Solemne, el gordo se abrochó la levita y abrió la puerta del carromato. Una fila de gente fue brotando del interior, aglomerándose ante los tres peldaños de la entrada. Intentamos atisbar entre los borbotones de cuerpos y cabezas, pero no vimos más que unas cortinas rojas colgando en la penumbra. Los que iban a entrar preguntaban a los que salían si merecía la pena y las respuestas iban del pasmo a la ira, parando en todas las estaciones intermedias. Un anciano con bigote que le daba el brazo a una señora intentaba dar una explicación científica al prodigio. Hacía aspavientos con los brazos y pegaba grandes voces, para que todo el mundo supiera que había descubierto el truco.

—Nada, nada. Elemental. Es un juego de espejos.

El Chapas sonrió, la tentación era demasiado fuerte para él. Lo vi venir: antes de que abriera la boca ya supe que iba a decirlo.

—Señor, si quiere, puede venir a mi barrio. Por sólo cinco duros, le enseño un auténtico monstruo.

—¿Pero qué dices? —preguntó la mujer.

—Una sirena. En mi barrio vive una sirena.

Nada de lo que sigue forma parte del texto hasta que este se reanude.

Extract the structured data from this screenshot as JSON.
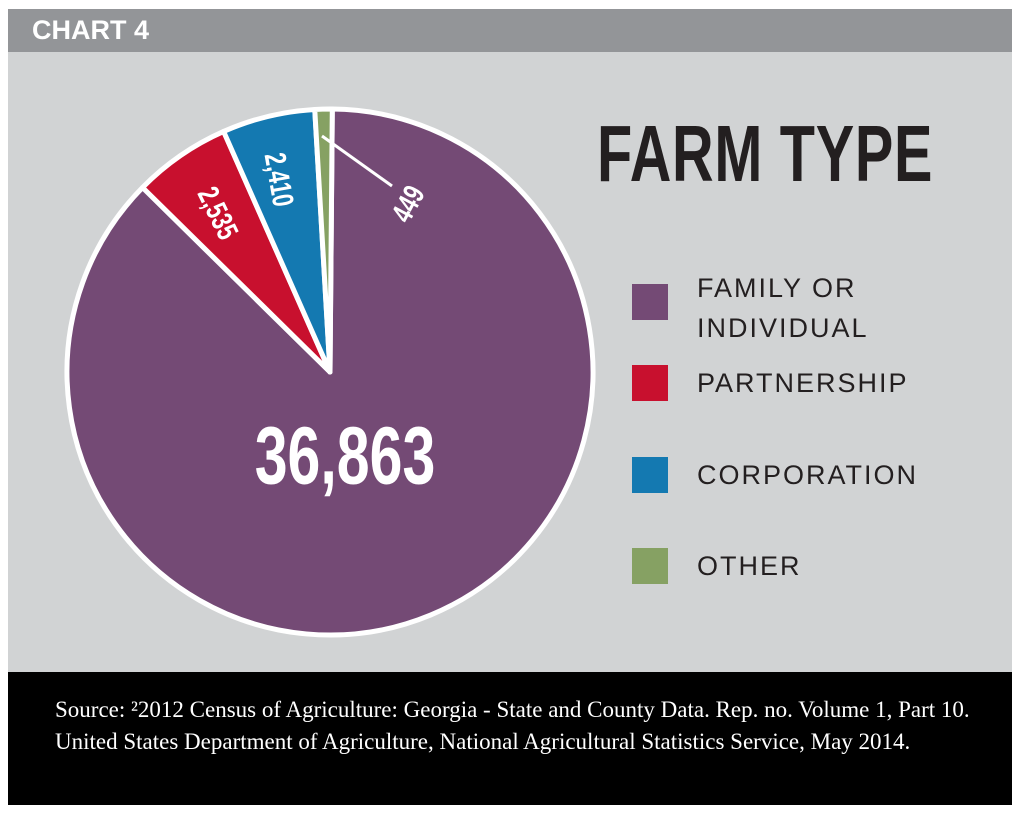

No tenía la culpa, no podía evitarlo. Ni yo tampoco. No podía dejar pasar la ocasión de soltar un chiste, igual que yo no pude sujetar mis manos. Lo tiré al suelo, le machaqué el rostro hasta que me dolieron los nudillos y su sangre se mezcló con el helado de fresa. Cuando nos separaron, el Chapas se quedó un rato encogido en el suelo, más sorprendido que asustado. Se revolvió en el suelo y escupió varios trozos de barquillo que se había tragado junto con el primer puñetazo. El aparato de ortodoncia le bailaba en la boca, entre cortes que rezumaban una espuma roja. Alguien gritó que yo era un animal, que llamaran a la policía. El Chapas se incorporó y trasteó con la mano hasta que sacó un diente, un diente ensangrentado que enseñó a todo el mundo como si fuese una piedra preciosa. Dijo algo que no llegué a entender, probablemente un chiste que salió a tropezones entre los desperfectos de su boca rota, y luego empezó a reírse a carcajadas.

Ahora, cada vez que me cepillo los dientes, cada vez que me paso el hilo dental por las encías, vuelve a mi cabeza la dentadura destrozada de Richi: no el rostro tumefacto de alguno de mis adversarios, la ceja abierta de un boxeador argelino del que no recuerdo el nombre o los ojos hinchados de Paviani, sino los labios ensangrentados de mi amigo escupiendo sangre a risotadas. Aquella risa invulnerable no sólo certificaba que la fuerza bruta no valía de nada, sino que me emparentaba con la estirpe de los matones de retrete, aquella larga, interminable lista de déspotas colegiales que abusaban de los débiles y pisoteaban juguetes. Yo era el monstruo, no Gema, la sirena de barrio, ni Bruma, la niña con patas de araña que comía carne humana en la selva, sino yo, el pequeño salvaje que resolvía todo a base de hostias.

Por la noche, cuando llegué a casa y entré en el baño, descubrí que la sangre que se iba por el lavabo no sólo era de Richi: me había rajado los dedos con los ganchos del aparato de ortodoncia. Únicamente cuando vi las heridas, aquel latido sordo que se agazapaba en mis manos empezó a transformase en dolor. Habíamos mezclado nuestras sangres, igual que cuando nos cortamos la yema del pulgar con la cuchilla del sacapuntas para hacer un juramento indio.

Oí otra vez la carcajada de Richi mezclada a las risas de los críos que paseaban entre las casetas de la feria. Cerca de la Puerta de Toledo ya sólo quedaban los deshechos de la alegría: papeles, envoltorios, helados derretidos, palomitas esparcidas por el suelo. Rocky se había perdido para siempre, como aquel globo blanco de una niña camino de los cielos.